Master of Arts in Sustainable International Development

Introducing the world’s most eco-friendly camper van

A white van among palm trees
The Vitruvian Van, created by Christopher Ives, MA SID’11, in Florida (photo courtesy of Christopher Ives)
A white van in front of snow-covered mountains
The Vitruvian Van, created by Christopher Ives, MA SID’11, in front of the Grand Teton mountains (photo courtesy of Christopher Ives)

When communications professional Christopher Ives, MA SID’11, decided to transition his career in art and photography, he knew it would mean a complete lifestyle change. He left his position at a nonprofit, formed an LLC and began producing freelance stories and art projects for organizations with an emphasis on social and environmental sustainability.

The work takes him deep into pristine wilderness areas, from the Black Hills of South Dakota to high-altitude plateaus in northern Arizona. To support his new on-the-road career, he needed to upgrade from his trusty—but cramped—Subaru, to a vehicle that could serve as both home and office. The idea of a big, high-tech RV didn’t appeal to him, so he decided to customize a van to meet his needs and bring his sustainability values to life.

Christopher Ives, MA SID’11, holding a beer in the back of his van with his dog
Christopher Ives, MA SID’11, with his dog in his van (photo courtesy of Christopher Ives)

“I thought, what if I try to make the most eco-friendly ‘vanlife’ van in the world?” he says. “I wanted to be in the wilderness, and create more evocative stories and art to help people fall in love with these places. It made sense to me to make a place to live and work that was cohesive and connected to that idea.”

Ives spent over 1,000 hours researching every component of his camper van, tracking down nontoxic paint, cushions and insulation, and even plywood made with soy-based adhesives. “Every time I needed to add something, I put graduate-level research into it. Is it good for the environment? Is it good for people? Is it crazy expensive, or could other people do this, too? It took a year and I learned so much about materials and how those materials affect people and the planet in the process,” he says.

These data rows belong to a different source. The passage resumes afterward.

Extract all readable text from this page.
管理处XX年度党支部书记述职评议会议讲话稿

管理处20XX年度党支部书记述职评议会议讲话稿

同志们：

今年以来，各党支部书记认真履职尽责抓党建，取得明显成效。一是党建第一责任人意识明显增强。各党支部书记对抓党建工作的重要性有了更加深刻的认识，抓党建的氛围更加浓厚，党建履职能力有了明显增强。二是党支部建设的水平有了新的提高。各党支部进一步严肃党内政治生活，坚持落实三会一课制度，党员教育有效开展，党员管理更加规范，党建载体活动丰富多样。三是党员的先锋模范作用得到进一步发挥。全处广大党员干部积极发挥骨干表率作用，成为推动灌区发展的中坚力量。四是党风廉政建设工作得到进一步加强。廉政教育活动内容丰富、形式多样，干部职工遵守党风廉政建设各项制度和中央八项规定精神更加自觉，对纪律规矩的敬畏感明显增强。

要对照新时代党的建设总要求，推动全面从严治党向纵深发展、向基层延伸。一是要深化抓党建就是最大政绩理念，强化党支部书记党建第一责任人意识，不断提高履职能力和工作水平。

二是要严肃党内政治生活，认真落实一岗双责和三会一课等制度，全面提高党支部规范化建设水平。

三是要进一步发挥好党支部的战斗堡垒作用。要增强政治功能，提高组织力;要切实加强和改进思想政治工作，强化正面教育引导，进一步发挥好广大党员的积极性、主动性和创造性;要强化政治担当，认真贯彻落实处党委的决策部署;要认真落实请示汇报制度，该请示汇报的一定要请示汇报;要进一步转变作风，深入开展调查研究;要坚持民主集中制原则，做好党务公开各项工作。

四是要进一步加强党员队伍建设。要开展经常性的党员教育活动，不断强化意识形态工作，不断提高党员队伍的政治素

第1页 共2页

The result is what he calls the Vitruvian Van. He’s created a detailed companion website,, which documents his building process and offers tips to those interested in doing something similar. With the pandemic continuing to curtail international travel, and movies like “Nomadland” inspiring people to take to the road, the RV industry has seen a huge boom. Ives hopes that the resources he provides will inspire some of those #vanlife travelers to adopt the sustainable practices he’s developed.

A table, padded seat, pillows, desk lamp inside a van
The interior of the Vitruvian Van (photo courtesy of Christopher Ives)
A laptop on a table inside of a van
Ives works for a variety of sustainability organizations from his van (photo courtesy of Christopher Ives)

Ives estimates that his van would qualify for LEED platinum-certification, were it a building. “I can tell you exactly how much water and gas I use. All my electricity is generated by driving. I’m bringing a natural, sustainable bubble out into the wilderness, and it feels really cohesive and integrated to the places I’m trying to document. If I’m doing a project about forest conservation, and I’m actually in the forest, the art – and the stories – are better.”

“Ten years ago, the Heller SID program helped educate me about intersectional systems of sustainability, and I’ve realized more and more, every day, how connected I am to that system—that ecosystem. Ecosystems aren’t just the environment; it’s about how we interact with the environment; how we act with our ‘ecos,’ our home.”